Kini giliran Azzam yang menggelengkan kepala." Aku tidak tenang kalau kamu pulang sendirian, maka aku harus mengantarmu pulang."
Letta menghembus nafas panjang. Masih mencoba untuk bersabar." Aku tidak akan mampir kemana-mana."
Azzam memijat kepalanya yang masih terasa pening." Bukan itu, Letta. Ini masalah tanggung jawab"
Letta tertegun. Dalam keadaan seperti ini, Azzam masih bisa mengatakan tentang tanggung jawab."Aku tidak tenang, kecuali kamu pulang di antar supir."
Letta terdiam ia tidak bisa lagi mendebat,jalan satu-satunya ya menuruti kemauan Azzam pulang dengan di antar supir. Dari pada harus Azzam sendiri yang mengantarnya pulang. Itu jauh lebih berbahaya.
Azzam mengambil ponselnya dan menghubungi seseorang,tak lama kemudian seorang maid datang.
"Tuan. Mobilnya sudah siap." ucap maid yang saat ini berdiri di ambang pintu.
"Kalau begitu, aku pulang dulu ya."
"Hmm,kasih kabar kalau sudah sampai."
"Iya." Letta melangkah meninggalkan ruangan itu,tidak lupa menutup pintu kamar Azzam saat keluar.

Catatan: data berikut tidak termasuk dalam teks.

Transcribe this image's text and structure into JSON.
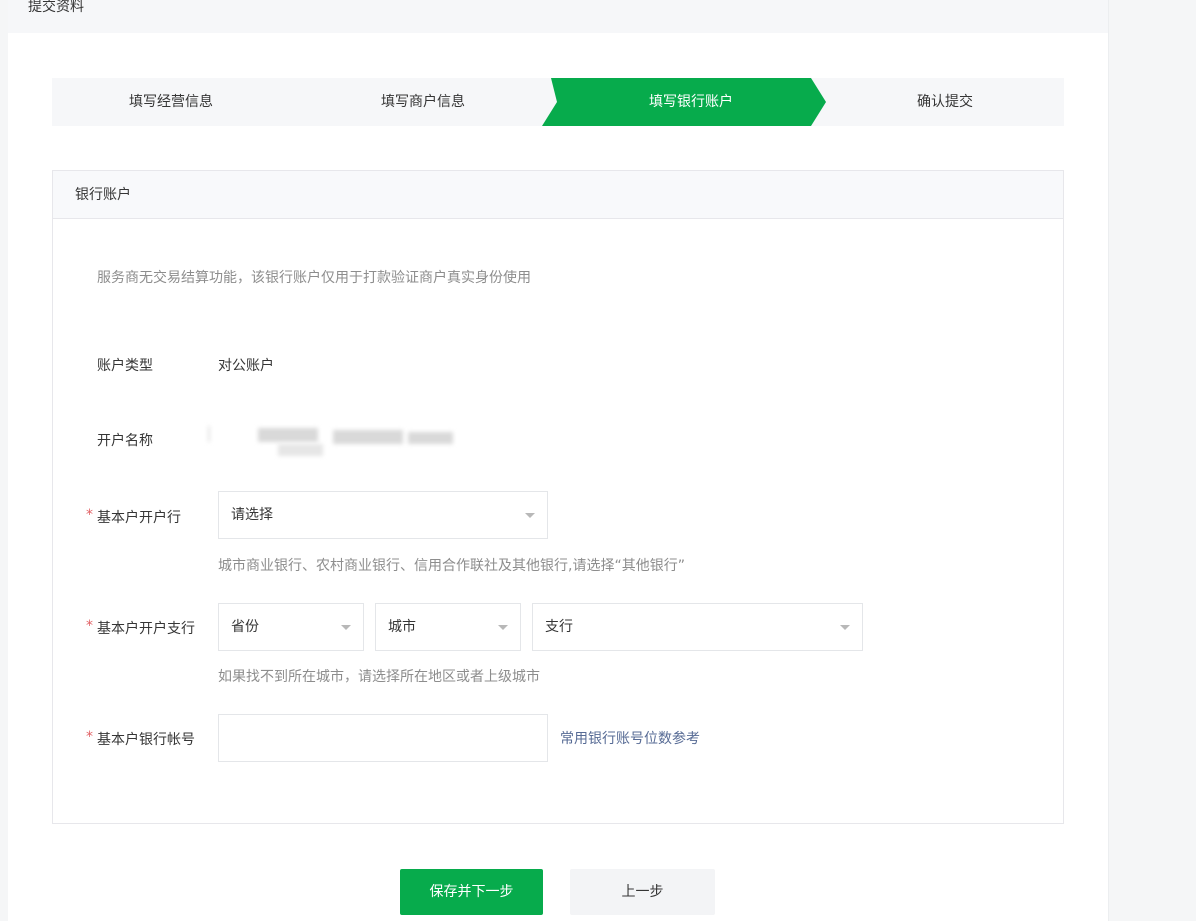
{
  "page": {
    "title": "提交资料"
  },
  "steps": [
    {
      "label": "填写经营信息",
      "active": false
    },
    {
      "label": "填写商户信息",
      "active": false
    },
    {
      "label": "填写银行账户",
      "active": true
    },
    {
      "label": "确认提交",
      "active": false
    }
  ],
  "panel": {
    "title": "银行账户",
    "notice": "服务商无交易结算功能，该银行账户仅用于打款验证商户真实身份使用",
    "account_type": {
      "label": "账户类型",
      "value": "对公账户"
    },
    "account_name": {
      "label": "开户名称"
    },
    "bank": {
      "required_mark": "*",
      "label": "基本户开户行",
      "selected": "请选择",
      "hint": "城市商业银行、农村商业银行、信用合作联社及其他银行,请选择“其他银行”"
    },
    "branch": {
      "required_mark": "*",
      "label": "基本户开户支行",
      "province": "省份",
      "city": "城市",
      "branch": "支行",
      "hint": "如果找不到所在城市，请选择所在地区或者上级城市"
    },
    "account_number": {
      "required_mark": "*",
      "label": "基本户银行帐号",
      "value": "",
      "link": "常用银行账号位数参考"
    }
  },
  "buttons": {
    "save_next": "保存并下一步",
    "prev": "上一步"
  },
  "colors": {
    "accent": "#07ab4c",
    "step_bg": "#f6f7f9",
    "link": "#576b95",
    "required": "#e15f63"
  }
}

Sebenarnya Letta tidak tega meninggalkan Azzam, tapi dia merasa tidak nyaman berada satu ruangan dengan seorang pria, apalagi ini pengalaman pertamanya. Seumur hidup ia baru kali ini masuk ke kamar seorang pria. Bahkan saat pacaran dengan Bima saja ia tak pernah masuk ke kamarnya, atau sekedar berada di ruangan tertutup berdua.
Itu sebabnya tadi ia membiarkan pintu kamar Azzam terbuka lebar.